What Accountability Looks Like
On Dec. 20, 2025, a third of San Francisco went dark.
It started with a fire at a Pacific Gas and Electric Company (PG&E) substation near Eighth and Mission streets. What followed was not a minor inconvenience. It was food spoiling in refrigerators. It was medical equipment losing power. It was a 95-year-old constituent on a ventilator being rushed to the hospital at two in the morning. It was small businesses in the Sunset and Richmond districts having to throw away everything in their coolers during one of the busiest shopping weeks of the year.
Some residents were without power for three days.
Last week, I convened an oversight hearing to get answers. PG&E’s CEO came to City Hall. So did representatives from our Fire Department and the Department of Emergency Management. What we learned was troubling.
PG&E did not notify the Fire Department about the substation fire for more than an hour. They did not contact the Department of Emergency Management, the agency leading the City’s response, for two hours. When firefighters arrived at the substation, they had to learn the layout of the facility from paper diagrams handed to them by PG&E in real time.
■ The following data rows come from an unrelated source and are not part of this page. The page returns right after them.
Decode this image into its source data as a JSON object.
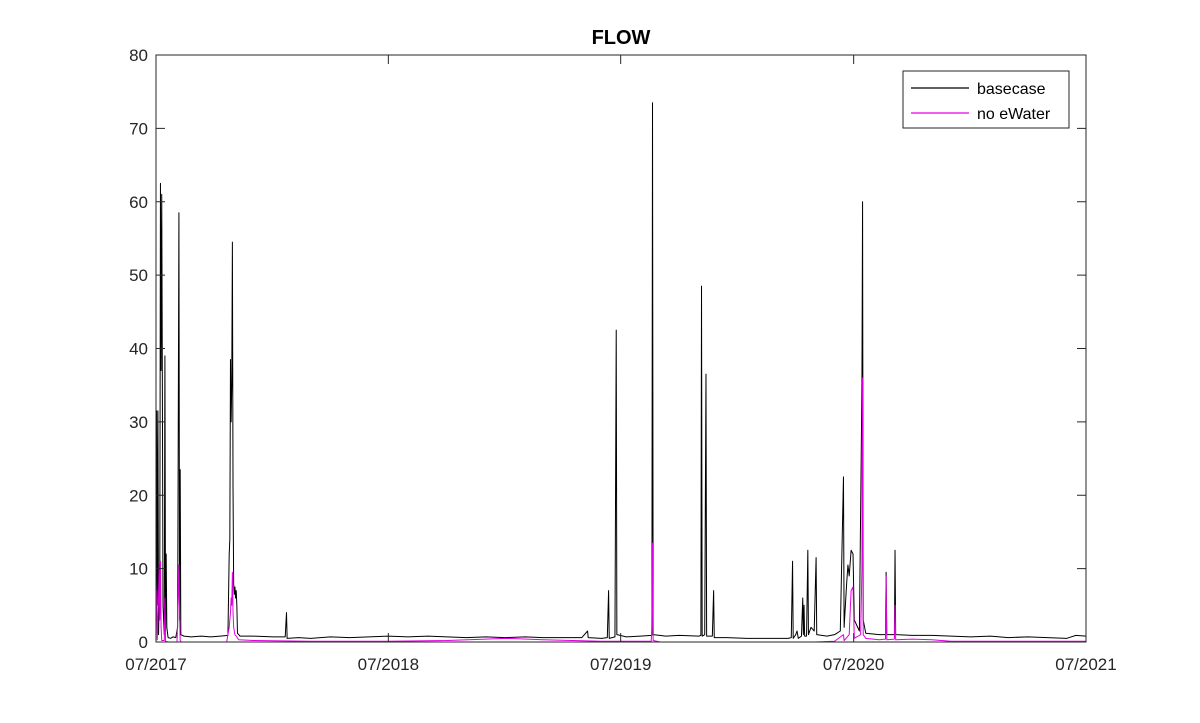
{
  "chart_data": {
    "type": "line",
    "title": "FLOW",
    "xlabel": "",
    "ylabel": "",
    "ylim": [
      0,
      80
    ],
    "xlim": [
      "2017-07-01",
      "2021-07-01"
    ],
    "yticks": [
      0,
      10,
      20,
      30,
      40,
      50,
      60,
      70,
      80
    ],
    "xticks": [
      {
        "date": "2017-07-01",
        "label": "07/2017"
      },
      {
        "date": "2018-07-01",
        "label": "07/2018"
      },
      {
        "date": "2019-07-01",
        "label": "07/2019"
      },
      {
        "date": "2020-07-01",
        "label": "07/2020"
      },
      {
        "date": "2021-07-01",
        "label": "07/2021"
      }
    ],
    "grid": false,
    "legend_position": "top-right",
    "series": [
      {
        "name": "basecase",
        "color": "#000000",
        "points": [
          [
            "2017-07-01",
            0.8
          ],
          [
            "2017-07-02",
            31.5
          ],
          [
            "2017-07-03",
            5.0
          ],
          [
            "2017-07-04",
            31.5
          ],
          [
            "2017-07-05",
            1.0
          ],
          [
            "2017-07-07",
            10.0
          ],
          [
            "2017-07-08",
            62.5
          ],
          [
            "2017-07-09",
            37.0
          ],
          [
            "2017-07-10",
            61.0
          ],
          [
            "2017-07-11",
            35.0
          ],
          [
            "2017-07-12",
            5.0
          ],
          [
            "2017-07-14",
            1.0
          ],
          [
            "2017-07-15",
            39.0
          ],
          [
            "2017-07-16",
            1.5
          ],
          [
            "2017-07-17",
            12.0
          ],
          [
            "2017-07-18",
            2.0
          ],
          [
            "2017-07-20",
            0.6
          ],
          [
            "2017-07-24",
            0.5
          ],
          [
            "2017-07-28",
            0.7
          ],
          [
            "2017-08-01",
            0.6
          ],
          [
            "2017-08-04",
            2.0
          ],
          [
            "2017-08-06",
            58.5
          ],
          [
            "2017-08-07",
            3.0
          ],
          [
            "2017-08-08",
            23.5
          ],
          [
            "2017-08-09",
            1.0
          ],
          [
            "2017-08-14",
            0.8
          ],
          [
            "2017-08-25",
            0.7
          ],
          [
            "2017-09-10",
            0.8
          ],
          [
            "2017-09-25",
            0.7
          ],
          [
            "2017-10-10",
            0.8
          ],
          [
            "2017-10-22",
            0.9
          ],
          [
            "2017-10-24",
            12.0
          ],
          [
            "2017-10-25",
            14.0
          ],
          [
            "2017-10-26",
            38.5
          ],
          [
            "2017-10-27",
            30.0
          ],
          [
            "2017-10-28",
            35.0
          ],
          [
            "2017-10-29",
            54.5
          ],
          [
            "2017-10-30",
            21.0
          ],
          [
            "2017-10-31",
            8.0
          ],
          [
            "2017-11-01",
            6.5
          ],
          [
            "2017-11-02",
            7.5
          ],
          [
            "2017-11-03",
            6.0
          ],
          [
            "2017-11-04",
            7.0
          ],
          [
            "2017-11-05",
            5.0
          ],
          [
            "2017-11-06",
            1.2
          ],
          [
            "2017-11-10",
            0.8
          ],
          [
            "2017-12-01",
            0.8
          ],
          [
            "2018-01-01",
            0.7
          ],
          [
            "2018-01-20",
            0.7
          ],
          [
            "2018-01-22",
            4.0
          ],
          [
            "2018-01-23",
            0.5
          ],
          [
            "2018-02-10",
            0.6
          ],
          [
            "2018-03-01",
            0.5
          ],
          [
            "2018-04-01",
            0.7
          ],
          [
            "2018-05-01",
            0.6
          ],
          [
            "2018-06-01",
            0.7
          ],
          [
            "2018-07-01",
            0.8
          ],
          [
            "2018-08-01",
            0.7
          ],
          [
            "2018-09-01",
            0.8
          ],
          [
            "2018-10-01",
            0.7
          ],
          [
            "2018-11-01",
            0.6
          ],
          [
            "2018-12-01",
            0.7
          ],
          [
            "2019-01-01",
            0.6
          ],
          [
            "2019-02-01",
            0.7
          ],
          [
            "2019-03-01",
            0.6
          ],
          [
            "2019-04-01",
            0.6
          ],
          [
            "2019-05-01",
            0.6
          ],
          [
            "2019-05-10",
            1.5
          ],
          [
            "2019-05-11",
            0.6
          ],
          [
            "2019-06-01",
            0.5
          ],
          [
            "2019-06-10",
            0.6
          ],
          [
            "2019-06-12",
            7.0
          ],
          [
            "2019-06-13",
            0.5
          ],
          [
            "2019-06-22",
            0.7
          ],
          [
            "2019-06-24",
            42.5
          ],
          [
            "2019-06-25",
            1.0
          ],
          [
            "2019-07-10",
            0.7
          ],
          [
            "2019-08-01",
            0.8
          ],
          [
            "2019-08-19",
            0.9
          ],
          [
            "2019-08-20",
            73.5
          ],
          [
            "2019-08-21",
            1.0
          ],
          [
            "2019-09-10",
            0.8
          ],
          [
            "2019-10-01",
            0.9
          ],
          [
            "2019-11-01",
            0.8
          ],
          [
            "2019-11-04",
            0.9
          ],
          [
            "2019-11-05",
            48.5
          ],
          [
            "2019-11-06",
            0.8
          ],
          [
            "2019-11-10",
            1.0
          ],
          [
            "2019-11-12",
            36.5
          ],
          [
            "2019-11-13",
            0.8
          ],
          [
            "2019-11-22",
            0.8
          ],
          [
            "2019-11-24",
            7.0
          ],
          [
            "2019-11-25",
            0.6
          ],
          [
            "2019-12-15",
            0.6
          ],
          [
            "2020-01-15",
            0.5
          ],
          [
            "2020-02-15",
            0.5
          ],
          [
            "2020-03-20",
            0.5
          ],
          [
            "2020-03-25",
            0.6
          ],
          [
            "2020-03-27",
            11.0
          ],
          [
            "2020-03-28",
            0.5
          ],
          [
            "2020-04-01",
            1.0
          ],
          [
            "2020-04-03",
            1.5
          ],
          [
            "2020-04-05",
            0.5
          ],
          [
            "2020-04-10",
            0.8
          ],
          [
            "2020-04-12",
            6.0
          ],
          [
            "2020-04-13",
            1.0
          ],
          [
            "2020-04-14",
            5.0
          ],
          [
            "2020-04-15",
            0.8
          ],
          [
            "2020-04-18",
            0.8
          ],
          [
            "2020-04-20",
            12.5
          ],
          [
            "2020-04-21",
            1.0
          ],
          [
            "2020-04-25",
            2.0
          ],
          [
            "2020-04-30",
            1.5
          ],
          [
            "2020-05-03",
            11.5
          ],
          [
            "2020-05-04",
            1.0
          ],
          [
            "2020-05-20",
            0.8
          ],
          [
            "2020-06-01",
            1.0
          ],
          [
            "2020-06-10",
            1.5
          ],
          [
            "2020-06-15",
            22.5
          ],
          [
            "2020-06-16",
            2.0
          ],
          [
            "2020-06-20",
            8.0
          ],
          [
            "2020-06-22",
            10.5
          ],
          [
            "2020-06-24",
            9.0
          ],
          [
            "2020-06-27",
            12.5
          ],
          [
            "2020-06-30",
            12.0
          ],
          [
            "2020-07-02",
            3.0
          ],
          [
            "2020-07-10",
            1.5
          ],
          [
            "2020-07-14",
            35.0
          ],
          [
            "2020-07-15",
            60.0
          ],
          [
            "2020-07-16",
            3.0
          ],
          [
            "2020-07-20",
            1.2
          ],
          [
            "2020-08-10",
            1.0
          ],
          [
            "2020-08-20",
            1.0
          ],
          [
            "2020-08-21",
            9.5
          ],
          [
            "2020-08-22",
            1.0
          ],
          [
            "2020-09-03",
            1.0
          ],
          [
            "2020-09-04",
            12.5
          ],
          [
            "2020-09-05",
            1.0
          ],
          [
            "2020-10-01",
            0.9
          ],
          [
            "2020-11-01",
            0.9
          ],
          [
            "2020-12-01",
            0.8
          ],
          [
            "2021-01-01",
            0.7
          ],
          [
            "2021-02-01",
            0.8
          ],
          [
            "2021-03-01",
            0.6
          ],
          [
            "2021-04-01",
            0.7
          ],
          [
            "2021-05-01",
            0.6
          ],
          [
            "2021-06-01",
            0.5
          ],
          [
            "2021-06-15",
            0.9
          ],
          [
            "2021-07-01",
            0.8
          ]
        ]
      },
      {
        "name": "no eWater",
        "color": "#e000e0",
        "points": [
          [
            "2017-07-01",
            4.5
          ],
          [
            "2017-07-02",
            7.0
          ],
          [
            "2017-07-03",
            0.3
          ],
          [
            "2017-07-05",
            6.0
          ],
          [
            "2017-07-06",
            10.5
          ],
          [
            "2017-07-07",
            3.0
          ],
          [
            "2017-07-08",
            11.0
          ],
          [
            "2017-07-09",
            2.0
          ],
          [
            "2017-07-10",
            0.2
          ],
          [
            "2017-07-14",
            0.2
          ],
          [
            "2017-07-15",
            6.0
          ],
          [
            "2017-07-16",
            0.1
          ],
          [
            "2017-07-20",
            0.0
          ],
          [
            "2017-08-03",
            0.0
          ],
          [
            "2017-08-05",
            6.0
          ],
          [
            "2017-08-06",
            10.5
          ],
          [
            "2017-08-07",
            4.0
          ],
          [
            "2017-08-08",
            0.2
          ],
          [
            "2017-08-10",
            0.0
          ],
          [
            "2017-10-20",
            0.0
          ],
          [
            "2017-10-24",
            2.0
          ],
          [
            "2017-10-26",
            4.0
          ],
          [
            "2017-10-27",
            6.0
          ],
          [
            "2017-10-28",
            5.0
          ],
          [
            "2017-10-29",
            9.5
          ],
          [
            "2017-10-30",
            4.0
          ],
          [
            "2017-10-31",
            2.0
          ],
          [
            "2017-11-02",
            1.0
          ],
          [
            "2017-11-04",
            0.8
          ],
          [
            "2017-11-08",
            0.3
          ],
          [
            "2017-12-01",
            0.2
          ],
          [
            "2018-03-01",
            0.1
          ],
          [
            "2018-07-01",
            0.1
          ],
          [
            "2018-10-01",
            0.2
          ],
          [
            "2018-12-01",
            0.4
          ],
          [
            "2019-01-01",
            0.5
          ],
          [
            "2019-03-01",
            0.3
          ],
          [
            "2019-06-01",
            0.1
          ],
          [
            "2019-08-18",
            0.1
          ],
          [
            "2019-08-19",
            2.0
          ],
          [
            "2019-08-20",
            13.5
          ],
          [
            "2019-08-21",
            0.2
          ],
          [
            "2019-09-01",
            0.0
          ],
          [
            "2020-05-01",
            0.0
          ],
          [
            "2020-06-01",
            0.1
          ],
          [
            "2020-06-15",
            1.0
          ],
          [
            "2020-06-16",
            0.2
          ],
          [
            "2020-06-24",
            1.0
          ],
          [
            "2020-06-27",
            7.0
          ],
          [
            "2020-06-30",
            7.5
          ],
          [
            "2020-07-02",
            0.5
          ],
          [
            "2020-07-12",
            1.0
          ],
          [
            "2020-07-14",
            10.0
          ],
          [
            "2020-07-15",
            36.0
          ],
          [
            "2020-07-16",
            1.0
          ],
          [
            "2020-07-20",
            0.5
          ],
          [
            "2020-08-10",
            0.3
          ],
          [
            "2020-08-20",
            0.4
          ],
          [
            "2020-08-21",
            9.0
          ],
          [
            "2020-08-22",
            0.3
          ],
          [
            "2020-09-03",
            0.4
          ],
          [
            "2020-09-04",
            5.0
          ],
          [
            "2020-09-05",
            0.3
          ],
          [
            "2020-10-01",
            0.4
          ],
          [
            "2020-11-01",
            0.3
          ],
          [
            "2020-12-01",
            0.1
          ],
          [
            "2021-03-01",
            0.1
          ],
          [
            "2021-07-01",
            0.1
          ]
        ]
      }
    ]
  }
}
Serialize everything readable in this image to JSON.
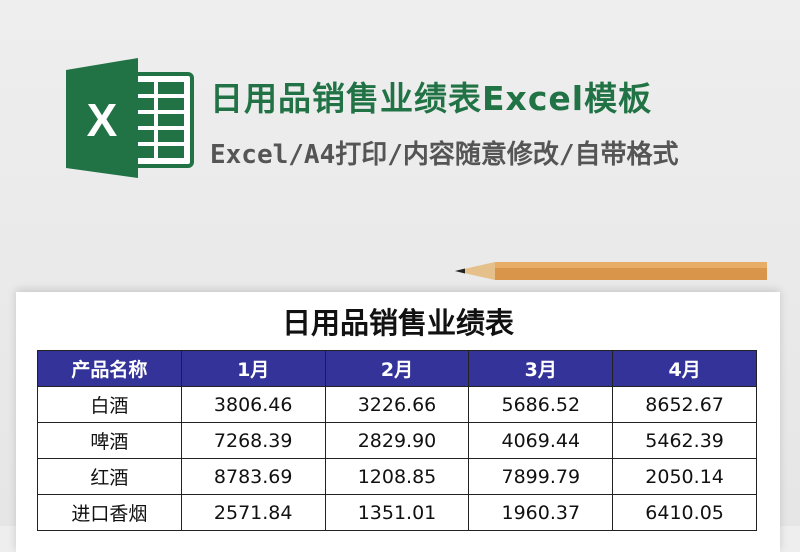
{
  "banner": {
    "title": "日用品销售业绩表Excel模板",
    "subtitle": "Excel/A4打印/内容随意修改/自带格式",
    "logo_icon": "excel-logo-icon",
    "brand_color": "#217346"
  },
  "sheet": {
    "title": "日用品销售业绩表",
    "header_color": "#333399",
    "columns": [
      "产品名称",
      "1月",
      "2月",
      "3月",
      "4月"
    ],
    "rows": [
      [
        "白酒",
        "3806.46",
        "3226.66",
        "5686.52",
        "8652.67"
      ],
      [
        "啤酒",
        "7268.39",
        "2829.90",
        "4069.44",
        "5462.39"
      ],
      [
        "红酒",
        "8783.69",
        "1208.85",
        "7899.79",
        "2050.14"
      ],
      [
        "进口香烟",
        "2571.84",
        "1351.01",
        "1960.37",
        "6410.05"
      ]
    ]
  }
}
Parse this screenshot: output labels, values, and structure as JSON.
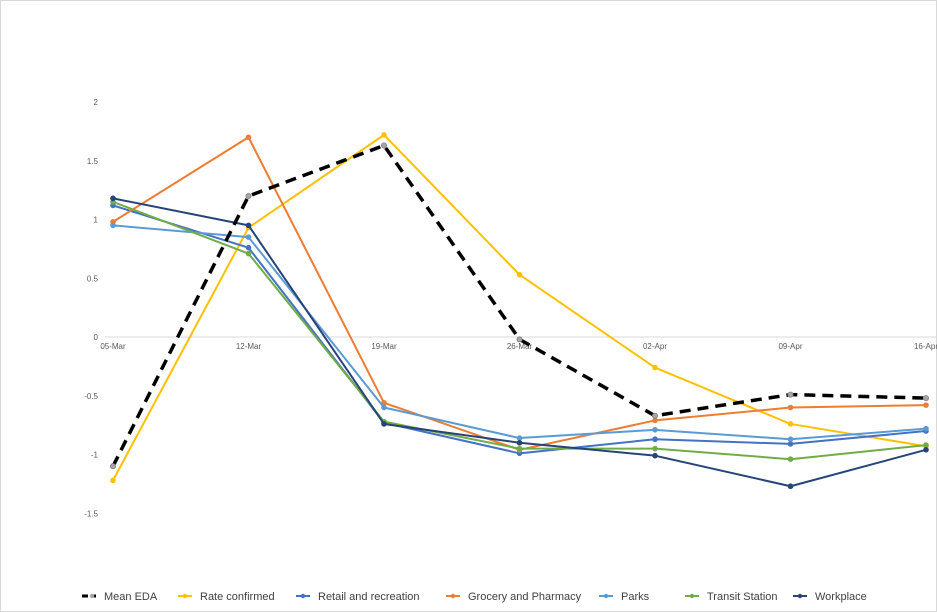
{
  "chart_data": {
    "type": "line",
    "categories": [
      "05-Mar",
      "12-Mar",
      "19-Mar",
      "26-Mar",
      "02-Apr",
      "09-Apr",
      "16-Apr"
    ],
    "ylim": [
      -1.5,
      2
    ],
    "yticks": [
      2,
      1.5,
      1,
      0.5,
      0,
      -0.5,
      -1,
      -1.5
    ],
    "grid": false,
    "legend": "bottom",
    "series": [
      {
        "name": "Mean EDA",
        "color": "#000000",
        "dashed": true,
        "values": [
          -1.1,
          1.2,
          1.63,
          -0.02,
          -0.67,
          -0.49,
          -0.52
        ]
      },
      {
        "name": "Rate confirmed",
        "color": "#ffc000",
        "dashed": false,
        "values": [
          -1.22,
          0.93,
          1.72,
          0.53,
          -0.26,
          -0.74,
          -0.93
        ]
      },
      {
        "name": "Retail and recreation",
        "color": "#4472c4",
        "dashed": false,
        "values": [
          1.12,
          0.76,
          -0.73,
          -0.99,
          -0.87,
          -0.91,
          -0.8
        ]
      },
      {
        "name": "Grocery and Pharmacy",
        "color": "#ed7d31",
        "dashed": false,
        "values": [
          0.98,
          1.7,
          -0.56,
          -0.96,
          -0.71,
          -0.6,
          -0.58
        ]
      },
      {
        "name": "Parks",
        "color": "#5b9bd5",
        "dashed": false,
        "values": [
          0.95,
          0.85,
          -0.6,
          -0.86,
          -0.79,
          -0.87,
          -0.78
        ]
      },
      {
        "name": "Transit Station",
        "color": "#70ad47",
        "dashed": false,
        "values": [
          1.15,
          0.71,
          -0.72,
          -0.95,
          -0.95,
          -1.04,
          -0.92
        ]
      },
      {
        "name": "Workplace",
        "color": "#264478",
        "dashed": false,
        "values": [
          1.18,
          0.95,
          -0.74,
          -0.9,
          -1.01,
          -1.27,
          -0.96
        ]
      }
    ]
  }
}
The estimated restoration times sent to customers? Generated by software that didn’t work. Residents and business owners had no idea when power would return — and neither, it seemed, did PG&E.
There was no plan to ensure power was restored equitably. No clear communication. No coordination with the city agencies responsible for keeping people safe.
This is not acceptable.
Let me be clear about what accountability actually means. It does not mean a press release. It does not mean a website update. It does not mean bill credits that don’t come close to covering actual losses. And it does not mean an opaque claims process that is slow, confusing and difficult to navigate.
Accountability means answers. It means transparency. It means making sure this does not happen again. And it means taking responsibility to make affected residents whole.
The $200 credit for residential customers and $2,500 for businesses is a start — but for merchants who lost tens of thousands of dollars in spoiled inventory and missed revenue, it doesn’t come close. I’ve walked Irving Street with PG&E representatives and heard directly from shop owners about what they lost. Many of them are still waiting on claims.
This pattern cannot continue.
I vied for this office promising to fight for the Sunset. That means fighting for the seniors who sat in the dark for days. It means fighting for the small business owners who watched their inventory spoil. It means fighting for the families who scrambled to protect medically vulnerable loved ones.
PG&E has operated with too little oversight for too long. Our residents deserve a power system that works, one that is accountable to ratepayers, not shareholders.
This oversight process is not finished. I have required PG&E to return to the committee once its investigation is complete and to present a full public report on the root cause of the outage, findings of the investigation, responsibility determinations and a clear timeline for corrective actions. A follow-up hearing will examine how this failure occurred, whether deeper structural issues exist, whether maintenance and capital investments are adequate and what reforms are necessary to reduce future risk rather than reacting only after the next crisis.
I’m grateful to my colleagues – Supervisors Bilal Mahmood, Connie Chan, Stephen Sherrill, Myrna Melgar and Danny Sauter – who co-sponsored this hearing and share my commitment to holding PG&E accountable. This is not a partisan issue. This is about basic infrastructure, public safety and trust.
One third of this City lost power for days. That is not weathering a storm. That is being told to figure it out.
We deserve better. And I’m going to keep pushing until we get it.